Sometimes the lyricism becomes a poetic manifesto, as in Art Brut, where the artist describes herself as a "non-professional", "psychotic", an "amateur graffiti-writer". But in her comics the technique isn't important as the urgency to express herself, giving vitality to the drawings. Bethea's line is also improving year after year, so if in Bed & Board and My Days at Sea - both dated 2000 and dominated by a white background - the drawings are naive and sketchy, pieces like the same Shaky, Makeshift BridgesParchman Farm and Uncorking are more refined and detailed. From an aesthetic point of view the best results are in some full page illustrations, as A Depraved Murderess Drowning Her Husband, drawn in a Nineteenth century style, and the visionary The Babushka Lady. And Smoking Between the Cars, a new page published recently on her website, presents an interesting use of ink, expanding the horizons of Bethea's art.





I started writing this profile months ago, after reading the Domino books anthology.
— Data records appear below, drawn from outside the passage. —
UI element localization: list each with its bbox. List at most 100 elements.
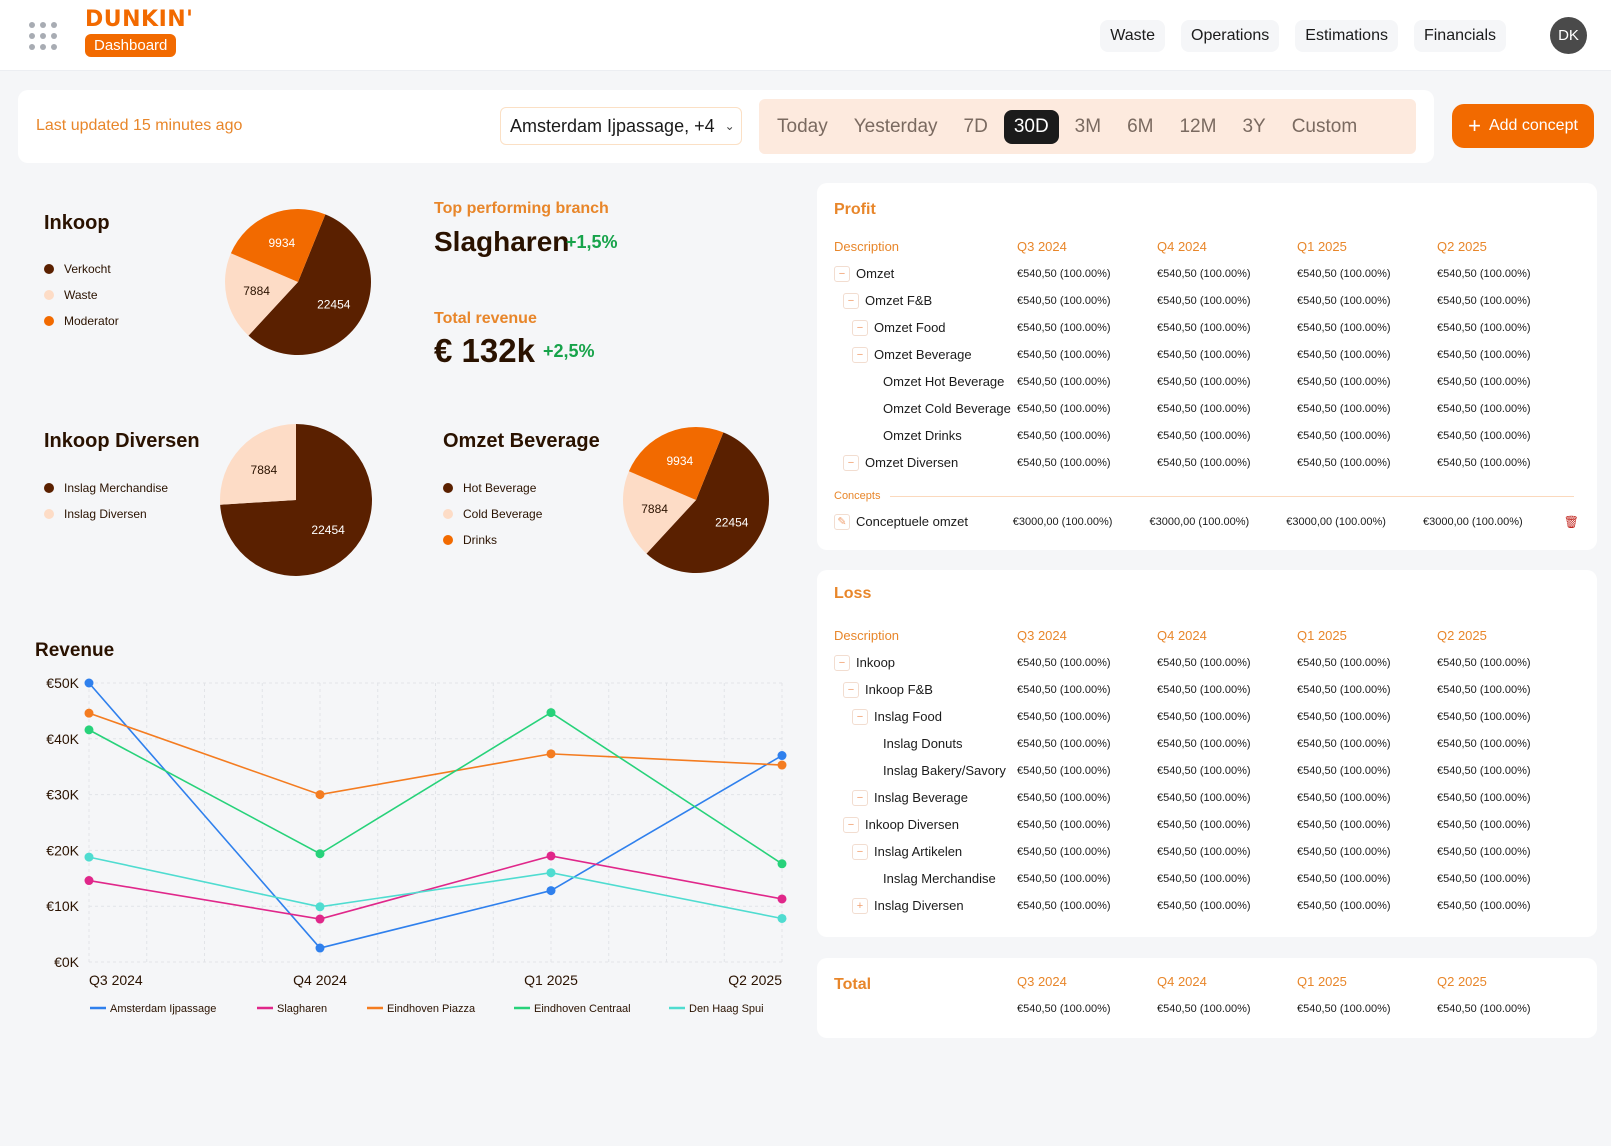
- nav-estimations[interactable]: Estimations: [1295, 20, 1398, 52]
- pie-slice: [220, 424, 296, 505]
- value-cell: €540,50 (100.00%): [1157, 348, 1251, 361]
- user-avatar[interactable]: DK: [1550, 17, 1587, 54]
- range-7d[interactable]: 7D: [963, 115, 988, 137]
- row-label: Inslag Food: [874, 709, 942, 724]
- collapse-icon[interactable]: −: [843, 816, 859, 833]
- range-yesterday[interactable]: Yesterday: [853, 115, 938, 137]
- collapse-icon[interactable]: −: [852, 708, 868, 725]
- row-description: Omzet Cold Beverage: [834, 401, 1017, 416]
- value-cell: €540,50 (100.00%): [1437, 845, 1531, 858]
- row-description: − Inkoop F&B: [834, 681, 1017, 698]
- range-3m[interactable]: 3M: [1074, 115, 1102, 137]
- value-cell: €540,50 (100.00%): [1157, 845, 1251, 858]
- pie-slice-label: 9934: [269, 236, 296, 250]
- range-today[interactable]: Today: [777, 115, 828, 137]
- value-cell: €540,50 (100.00%): [1017, 791, 1111, 804]
- value-cell: €540,50 (100.00%): [1297, 845, 1391, 858]
- nav-waste[interactable]: Waste: [1100, 20, 1165, 52]
- apps-grid-icon[interactable]: [29, 22, 57, 50]
- data-point: [315, 849, 325, 859]
- loss-title: Loss: [834, 585, 872, 602]
- value-cell: €540,50 (100.00%): [1297, 818, 1391, 831]
- collapse-icon[interactable]: −: [852, 843, 868, 860]
- range-12m[interactable]: 12M: [1179, 115, 1217, 137]
- data-point: [777, 760, 787, 770]
- collapse-icon[interactable]: −: [852, 319, 868, 336]
- value-cell: €540,50 (100.00%): [1157, 683, 1251, 696]
- data-point: [315, 790, 325, 800]
- value-cell: €540,50 (100.00%): [1157, 402, 1251, 415]
- value-cell: €540,50 (100.00%): [1157, 456, 1251, 469]
- nav-operations[interactable]: Operations: [1181, 20, 1280, 52]
- legend-label: Eindhoven Piazza: [387, 1003, 476, 1015]
- legend-swatch: [44, 483, 54, 493]
- legend-label: Inslag Diversen: [64, 507, 147, 521]
- collapse-icon[interactable]: −: [852, 346, 868, 363]
- nav-financials[interactable]: Financials: [1413, 20, 1506, 52]
- concept-label: Conceptuele omzet: [856, 514, 969, 529]
- collapse-icon[interactable]: −: [834, 654, 850, 671]
- profit-card: Profit Description Q3 2024 Q4 2024 Q1 2025 Q…: [817, 183, 1597, 550]
- expand-icon[interactable]: +: [852, 897, 868, 914]
- value-cell: €540,50 (100.00%): [1017, 402, 1111, 415]
- row-label: Omzet: [856, 266, 895, 281]
- table-row: − Omzet Food €540,50 (100.00%) €540,50 (100…: [834, 314, 1579, 341]
- row-description: − Inslag Artikelen: [834, 843, 1017, 860]
- legend-item: Hot Beverage: [443, 475, 542, 501]
- value-cell: €540,50 (100.00%): [1297, 872, 1391, 885]
- row-description: Omzet Drinks: [834, 428, 1017, 443]
- data-point: [546, 851, 556, 861]
- range-custom[interactable]: Custom: [1291, 115, 1358, 137]
- value-cell: €540,50 (100.00%): [1297, 375, 1391, 388]
- row-label: Inslag Artikelen: [874, 844, 963, 859]
- location-select[interactable]: Amsterdam Ijpassage, +4 ⌄: [500, 107, 742, 145]
- revenue-label: Total revenue: [434, 310, 537, 327]
- data-point: [777, 859, 787, 869]
- collapse-icon[interactable]: −: [852, 789, 868, 806]
- collapse-icon[interactable]: −: [843, 681, 859, 698]
- value-cell: €540,50 (100.00%): [1017, 737, 1111, 750]
- range-30d[interactable]: 30D: [1003, 109, 1059, 144]
- table-row: − Inkoop Diversen €540,50 (100.00%) €540,50…: [834, 811, 1579, 838]
- range-3y[interactable]: 3Y: [1242, 115, 1266, 137]
- collapse-icon[interactable]: −: [843, 454, 859, 471]
- series-line: [88, 712, 783, 796]
- trash-icon[interactable]: 🗑: [1563, 514, 1579, 529]
- row-description: Inslag Bakery/Savory: [834, 763, 1017, 778]
- col-header: Q1 2025: [1297, 974, 1347, 989]
- row-label: Inkoop: [856, 655, 896, 670]
- data-point: [315, 902, 325, 912]
- series-line: [88, 682, 783, 949]
- collapse-icon[interactable]: −: [843, 292, 859, 309]
- range-6m[interactable]: 6M: [1127, 115, 1154, 137]
- brand-logo[interactable]: DUNKIN' Dashboard: [85, 8, 193, 57]
- edit-icon[interactable]: ✎: [834, 513, 850, 530]
- inkoop-diversen-pie-chart: 22454 7884: [220, 424, 372, 576]
- y-tick-label: €50K: [46, 675, 79, 691]
- add-concept-button[interactable]: + Add concept: [1452, 104, 1594, 148]
- y-tick-label: €20K: [46, 842, 79, 858]
- collapse-icon[interactable]: −: [834, 265, 850, 282]
- row-description: − Omzet Beverage: [834, 346, 1017, 363]
- concept-value-cell: €3000,00 (100.00%): [1286, 515, 1386, 528]
- value-cell: €540,50 (100.00%): [1297, 456, 1391, 469]
- legend-label: Slagharen: [277, 1003, 327, 1015]
- value-cell: €540,50 (100.00%): [1157, 375, 1251, 388]
- data-point: [546, 886, 556, 896]
- value-cell: €540,50 (100.00%): [1017, 456, 1111, 469]
- legend-label: Eindhoven Centraal: [534, 1003, 631, 1015]
- value-cell: €540,50 (100.00%): [1297, 348, 1391, 361]
- inkoop-legend: Verkocht Waste Moderator: [44, 256, 119, 334]
- value-cell: €540,50 (100.00%): [1157, 656, 1251, 669]
- section-badge: Dashboard: [85, 34, 177, 57]
- concepts-divider: Concepts: [834, 490, 1574, 502]
- value-cell: €540,50 (100.00%): [1157, 429, 1251, 442]
- value-cell: €540,50 (100.00%): [1437, 429, 1531, 442]
- legend-swatch: [443, 483, 453, 493]
- row-description: − Omzet: [834, 265, 1017, 282]
- value-cell: €540,50 (100.00%): [1437, 899, 1531, 912]
- value-cell: €540,50 (100.00%): [1157, 737, 1251, 750]
- value-cell: €540,50 (100.00%): [1017, 321, 1111, 334]
- legend-item: Drinks: [443, 527, 542, 553]
- value-cell: €540,50 (100.00%): [1437, 348, 1531, 361]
In the meantime I read Bethea's Illustrated and I revised and rewrited this text a lot of times. I don't know if I managed to describe E.A. Bethea's art and how much I appreciate it. Scott Longo of Sonatina Books did definitely better in his Tusen Hjärtan Stark review. In these months I also spoke to the same Elizabeth (her first name) through email. She mentioned among her influences David Collier and Aline Kominsky Crumb, told me that before his premature death in 2011 Gerard Smith of TV On The Radio had the idea of publishing Bethea's Illustratedthat her background is poetic and that she never took drawing lessons. While I was writing these words, Elizabeth contributed with some illustrations to the literary magazine No Tokens, with works also by writers such as Rick Moody and George Saunders, and to Suspect Device #4, where she is alongside the best American underground cartoonists. And she is always working to her comics, which will be collected in a new anthology one day.